Bien que les scientifiques soupçonnent que la plupart des astéroïdes proches de la Terre suffisamment gros pour causer des ravages dans le monde entier ont été identifiés, une poignée pourrait encore se cacher derrière le soleil.

Plus préoccupants sont les astéroïdes proches de la Terre d’environ 460 pieds de diamètre, qui se comptent par dizaines de milliers. Ils peuvent créer des explosions rasant la ville plus grandes que n’importe quel essai nucléaire jamais effectué, a déclaré Megan Bruck Syal, chercheur en défense planétaire au Lawrence Livermore National Laboratory. Et les astronomes estiment qu’ils en ont actuellement trouvé environ la moitié.

Même un astéroïde de seulement 160 pieds de diamètre frappant la Terre est toujours une très mauvaise journée, a déclaré le Dr Bruck Syal. Un de ces rochers a explosé au-dessus de la Sibérie en 1908, aplatissant 800 miles carrés de forêt. C’est encore 1 000 fois plus d’énergie que l’explosion d’Hiroshima. Et peut-être que 9% seulement des objets proches de la Terre dans cette gamme de tailles ont été repérés.
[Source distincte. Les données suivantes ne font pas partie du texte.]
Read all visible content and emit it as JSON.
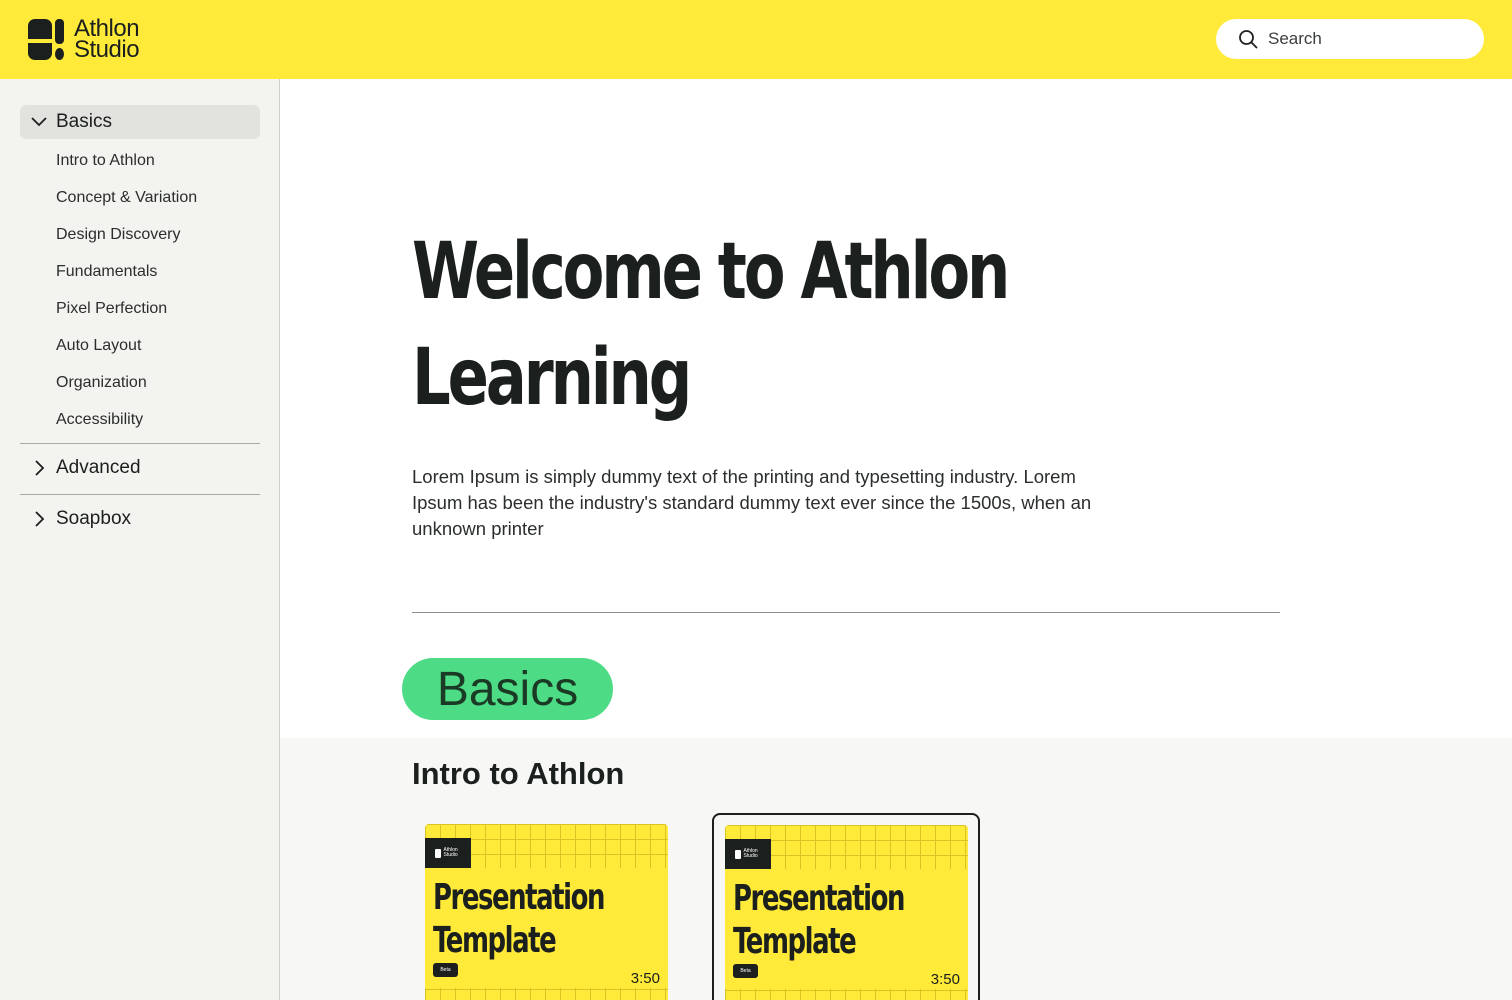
{
  "header": {
    "logo_line1": "Athlon",
    "logo_line2": "Studio",
    "search_placeholder": "Search"
  },
  "sidebar": {
    "groups": [
      {
        "label": "Basics",
        "expanded": true,
        "items": [
          "Intro to Athlon",
          "Concept & Variation",
          "Design Discovery",
          "Fundamentals",
          "Pixel Perfection",
          "Auto Layout",
          "Organization",
          "Accessibility"
        ]
      },
      {
        "label": "Advanced",
        "expanded": false
      },
      {
        "label": "Soapbox",
        "expanded": false
      }
    ]
  },
  "main": {
    "hero_title_line1": "Welcome to Athlon",
    "hero_title_line2": "Learning",
    "hero_body": "Lorem Ipsum is simply dummy text of the printing and typesetting industry. Lorem Ipsum has been the industry's standard dummy text ever since the 1500s, when an unknown printer",
    "section_pill": "Basics",
    "section_title": "Intro to Athlon",
    "cards": [
      {
        "logo_text": "Athlon Studio",
        "title_line1": "Presentation",
        "title_line2": "Template",
        "tag": "Beta",
        "duration": "3:50",
        "selected": false
      },
      {
        "logo_text": "Athlon Studio",
        "title_line1": "Presentation",
        "title_line2": "Template",
        "tag": "Beta",
        "duration": "3:50",
        "selected": true
      }
    ]
  },
  "colors": {
    "brand_yellow": "#ffea3a",
    "pill_green": "#4ddb85",
    "ink": "#1b1f1d",
    "sidebar_bg": "#f3f3f0"
  }
}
Heureusement, dans les années à venir, deux nouveaux télescopes devraient contribuer à cette tâche : l’observatoire optique géant Vera C. Rubin au Chili et l’observatoire spatial infrarouge Near-Earth Object Surveyor. Les deux sont suffisamment sensibles pour trouver potentiellement jusqu’à 90% de ces tueurs urbains de 460 pieds ou plus. Aussi bonnes que soient nos capacités actuelles, nous avons besoin de ces enquêtes de nouvelle génération, a déclaré le Dr Chodas.
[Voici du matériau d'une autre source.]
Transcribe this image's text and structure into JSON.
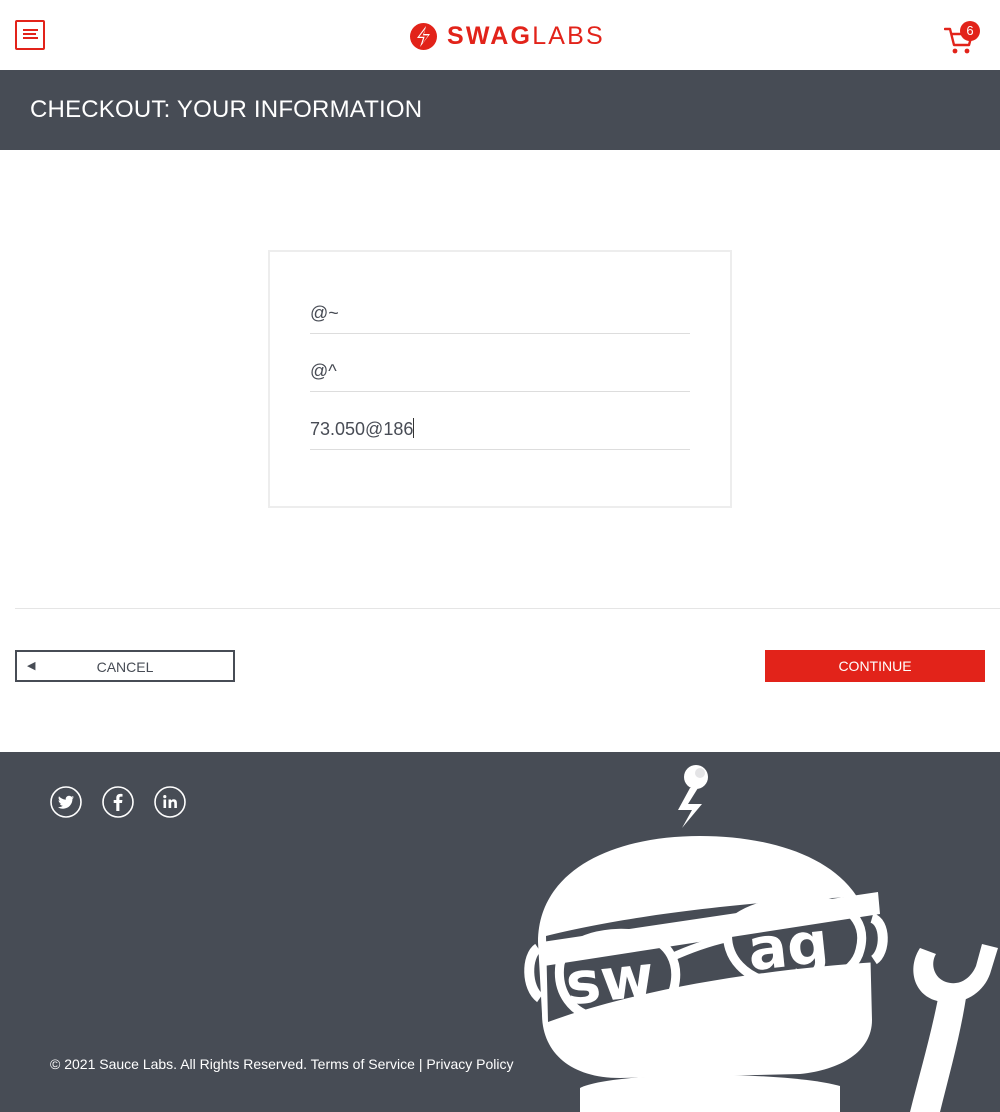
{
  "header": {
    "logo": {
      "bold": "SWAG",
      "light": "LABS"
    },
    "cart_count": "6"
  },
  "subheader": {
    "title": "CHECKOUT: YOUR INFORMATION"
  },
  "form": {
    "first_name": "@~",
    "last_name": "@^",
    "postal_code": "73.050@186"
  },
  "actions": {
    "cancel_label": "CANCEL",
    "continue_label": "CONTINUE"
  },
  "footer": {
    "copyright": "© 2021 Sauce Labs. All Rights Reserved.",
    "terms": "Terms of Service",
    "separator": "|",
    "privacy": "Privacy Policy",
    "robot_lettering": "swag"
  },
  "colors": {
    "brand": "#e2231a",
    "dark": "#474c55"
  }
}
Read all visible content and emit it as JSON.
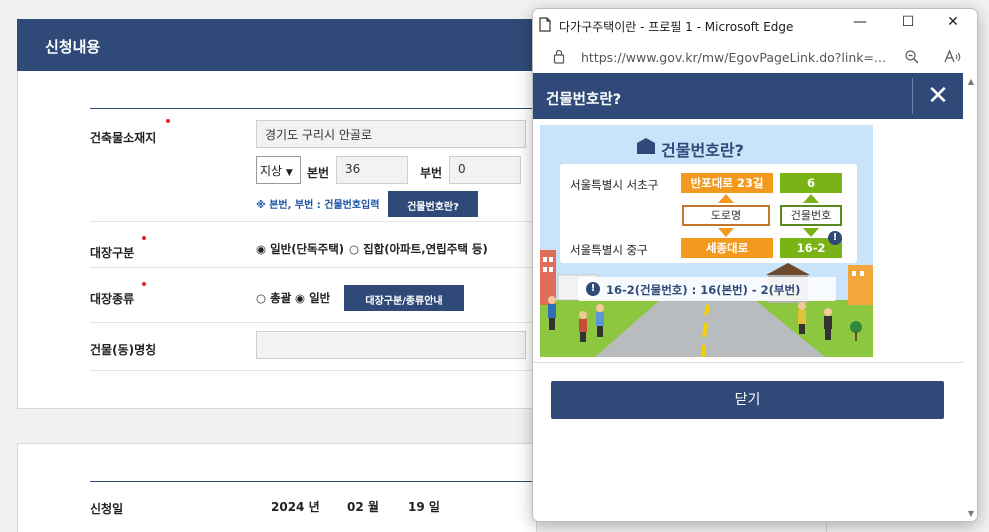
{
  "form": {
    "section_title": "신청내용",
    "address_label": "건축물소재지",
    "address_value": "경기도 구리시 안골로",
    "ground_select": "지상",
    "main_no_label": "본번",
    "main_no_value": "36",
    "sub_no_label": "부번",
    "sub_no_value": "0",
    "note": "※ 본번, 부번 : 건물번호입력",
    "building_no_button": "건물번호란?",
    "register_type_label": "대장구분",
    "register_type_general": "일반(단독주택)",
    "register_type_collective": "집합(아파트,연립주택 등)",
    "register_kind_label": "대장종류",
    "register_kind_total": "총괄",
    "register_kind_general": "일반",
    "register_guide_button": "대장구분/종류안내",
    "building_name_label": "건물(동)명칭",
    "request_date_label": "신청일",
    "year": "2024",
    "year_unit": "년",
    "month": "02",
    "month_unit": "월",
    "day": "19",
    "day_unit": "일"
  },
  "popup": {
    "window_title": "다가구주택이란 - 프로필 1 - Microsoft Edge",
    "url": "https://www.gov.kr/mw/EgovPageLink.do?link=...",
    "minimize": "—",
    "maximize": "☐",
    "close": "✕",
    "header_title": "건물번호란?",
    "header_close": "✕",
    "close_button": "닫기",
    "illustration": {
      "title": "건물번호란?",
      "row1_city": "서울특별시 서초구",
      "row1_road": "반포대로 23길",
      "row1_num": "6",
      "road_tag": "도로명",
      "num_tag": "건물번호",
      "row2_city": "서울특별시 중구",
      "row2_road": "세종대로",
      "row2_num": "16-2",
      "footnote": "16-2(건물번호) : 16(본번) - 2(부번)",
      "alert_mark": "!"
    }
  },
  "colors": {
    "navy": "#2f4a78",
    "orange": "#f39a1e",
    "green": "#7ab315",
    "required": "#e0242b"
  }
}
L’espoir est que le temps sera de notre côté. La probabilité qu’un astéroïde destructeur de villes frappe la Terre est d’environ 1% par siècle, mais pas confortablement faible.

Nous ne savons tout simplement pas quand le prochain impact se produira, a déclaré le Dr Chodas. Notre système de défense planétaire sera-t-il pleinement opérationnel avant que ce jour sombre n’arrive ?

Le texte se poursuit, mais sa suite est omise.